Posté le 05/05/2006 à 21:50

"et pour savoir lesquels utiliser en cas de DAPP par exemple, il faut commencer par en poser le diagnostic"
Je ne te contredirai sûrement pas sur ce point. Il n’est en effet pas normal que les pharmaciens puissent vendre des produits à usage systémique type lufénuron. Si il s’avérait que l’animal soit sujet à une DAPP, bonjour les dégâts.
"Les seuls conseils que vous pourriez être à même de prodiguer sont sur les produits à utiliser de façon préventive...et encore"
Je ne pense pas. Nous avons quand même suffisamment de notions pour aller au delà d’un simple conseil de prévention.
Prenons un cas pratique.
Une cliente arrive à la pharmacie parce que sa chatte présente des puces (n’importe qui il me semble est à même de reconnaître des puces sur le pelage d’un animal, on s’en assurera après un court interrogatoire). On commence par demander l’âge et surtout le poids de l’animal. Ceci sera important pour le dosage. On ne proposera sûrement pas à la cliente un produit à usage systémique car on n’est absolument pas formé pour diagnostiquer ou prévoir une manifestation atopique liée aux puces.
On proposera alors à la cliente un produit sans action systémique, bien toléré , qui est très utilisé et connu du grand public comme le fipronil en spray.
On vérifie avant le dosage en fonction du poids de l’animal ainsi que l’éventuelle spécificité canine du produit car on sait très bien qu’il ne faut pas utiliser des produits spécifiques pour chiens aux chats (ce qui est plus valable pour d’autre classes d’antiparasitaires comme les pyréthrinoides par exemple).
Ensuite on explique à la cliente que le produit n’agit pas contre les formes larvaires et les oeufs présents dans l’environnement. On lui propose alors un produit inhibiteur de croissance en frogger (diffuseur) de façon à éradiquer non seulement les adultes sur l’animal mais aussi les formes résistantes dans l’environnement.
Avant de vendre tout ceci, on donnera bien sur des conseils à la cliente à savoir.
- Vérifier les conditions d’utilisation du fipronil (discuter avec la cliente pour voir si elle a compris) et lui dire de ne pas en abuser sur l’animal.
- Eviter d’appliquer le fipronil sur les muqueuses (nasales par exemple).
- Si la cliente a un lapin domestique chez elle, l’avertir qu’il ne faut surtout pas utiliser le fipronil sur celui-ci.
- Pour ce qui est du frogger, respecter les conditions d’utilisation de celui-ci (voir avec elle pour voir si elle a bien compris) et lui conseiller d’éviter la présence d’enfants ou d’animaux lorsque on utilise le produit dans une pièce.
- Enfin, on avertira que les puces peuvent véhiculer des maladies pour l’animal donc on conseillera à la cliente de surveiller son animal et de ne pas hésiter à l’emmener chez le vétérinaire si le moindre trouble apparaît.

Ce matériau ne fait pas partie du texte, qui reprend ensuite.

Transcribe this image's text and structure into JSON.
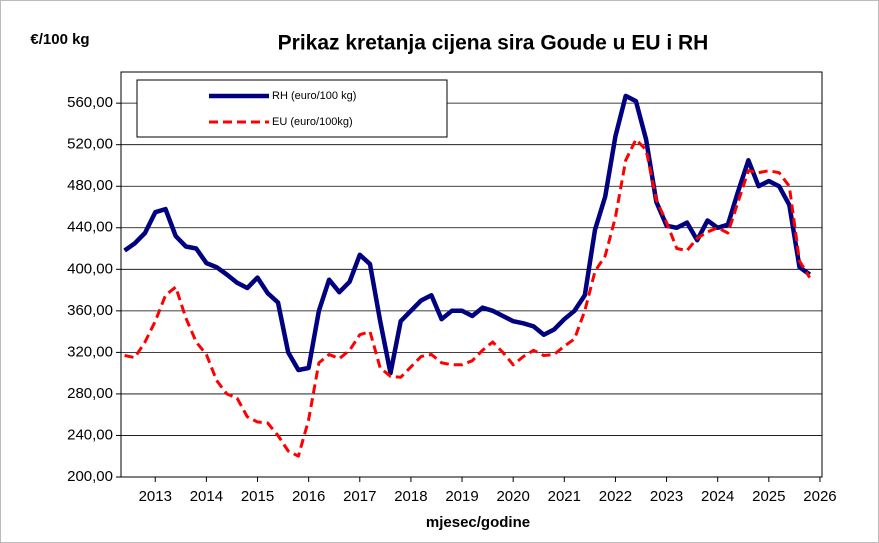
{
  "chart_data": {
    "type": "line",
    "title": "Prikaz kretanja cijena sira Goude u EU i RH",
    "y_label": "€/100 kg",
    "x_label": "mjesec/godine",
    "x": [
      2012.4,
      2012.6,
      2012.8,
      2013.0,
      2013.2,
      2013.4,
      2013.6,
      2013.8,
      2014.0,
      2014.2,
      2014.4,
      2014.6,
      2014.8,
      2015.0,
      2015.2,
      2015.4,
      2015.6,
      2015.8,
      2016.0,
      2016.2,
      2016.4,
      2016.6,
      2016.8,
      2017.0,
      2017.2,
      2017.4,
      2017.6,
      2017.8,
      2018.0,
      2018.2,
      2018.4,
      2018.6,
      2018.8,
      2019.0,
      2019.2,
      2019.4,
      2019.6,
      2019.8,
      2020.0,
      2020.2,
      2020.4,
      2020.6,
      2020.8,
      2021.0,
      2021.2,
      2021.4,
      2021.6,
      2021.8,
      2022.0,
      2022.2,
      2022.4,
      2022.6,
      2022.8,
      2023.0,
      2023.2,
      2023.4,
      2023.6,
      2023.8,
      2024.0,
      2024.2,
      2024.4,
      2024.6,
      2024.8,
      2025.0,
      2025.2,
      2025.4,
      2025.6,
      2025.8
    ],
    "series": [
      {
        "name": "RH (euro/100 kg)",
        "color": "#000080",
        "dash": "solid",
        "values": [
          418,
          425,
          435,
          455,
          458,
          432,
          422,
          420,
          406,
          402,
          395,
          387,
          382,
          392,
          377,
          368,
          320,
          303,
          305,
          360,
          390,
          378,
          388,
          414,
          405,
          350,
          300,
          350,
          360,
          370,
          375,
          352,
          360,
          360,
          355,
          363,
          360,
          355,
          350,
          348,
          345,
          337,
          342,
          352,
          360,
          375,
          438,
          470,
          528,
          567,
          562,
          525,
          465,
          442,
          440,
          445,
          428,
          447,
          440,
          443,
          475,
          505,
          480,
          485,
          480,
          462,
          402,
          395
        ]
      },
      {
        "name": "EU (euro/100kg)",
        "color": "#ff0000",
        "dash": "dashed",
        "values": [
          317,
          315,
          330,
          350,
          375,
          383,
          353,
          330,
          318,
          293,
          280,
          276,
          258,
          253,
          252,
          240,
          225,
          220,
          255,
          310,
          318,
          314,
          322,
          337,
          340,
          305,
          297,
          296,
          306,
          316,
          318,
          310,
          308,
          308,
          312,
          322,
          330,
          320,
          308,
          316,
          322,
          317,
          318,
          326,
          333,
          360,
          398,
          413,
          450,
          505,
          525,
          515,
          467,
          445,
          420,
          418,
          430,
          436,
          440,
          435,
          465,
          495,
          493,
          495,
          493,
          480,
          408,
          392
        ]
      }
    ],
    "xlim": [
      2012.33,
      2026.04
    ],
    "xticks": [
      2013,
      2014,
      2015,
      2016,
      2017,
      2018,
      2019,
      2020,
      2021,
      2022,
      2023,
      2024,
      2025,
      2026
    ],
    "ylim": [
      200,
      590
    ],
    "yticks": [
      {
        "value": 200,
        "label": "200,00"
      },
      {
        "value": 240,
        "label": "240,00"
      },
      {
        "value": 280,
        "label": "280,00"
      },
      {
        "value": 320,
        "label": "320,00"
      },
      {
        "value": 360,
        "label": "360,00"
      },
      {
        "value": 400,
        "label": "400,00"
      },
      {
        "value": 440,
        "label": "440,00"
      },
      {
        "value": 480,
        "label": "480,00"
      },
      {
        "value": 520,
        "label": "520,00"
      },
      {
        "value": 560,
        "label": "560,00"
      }
    ],
    "grid": true,
    "legend": "upper left"
  }
}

- conseiller la cliente de consulter son vétérinaire en cas de prurit persistant chez l’animal.
Voila, y a t’il une faille dans mon conseil ? A priori je ne crois pas (je dis bien a priori), ceci démontre peut être que les pharmaciens n’y connaissent pas si rien que ça.
XELA> Pour ce qui est des contraceptifs, je suis d’accord avec toi. Nous ne sommes absolument pas formés quant aux conditions d’utilisation de la pilule contraceptive chez l’animal. Il est préférable je pense aussi d’envoyer les gens consulter leur vétérinaire.
Mais bon comme tu le dis beaucoup de pharmaciens n’en font qu’à leur tête alors qu’effectivement, ils n’ont pas les compétences nécessaires pour délivrer ce genre de produits. C’est avant tout une question d’argent je pense. L’être humain est corrompu on le sait tous. Espérons seulement que je ne prenne pas le même chemin et que je fasse passer l’intérêt de l’animal avant mes intérêts personnels.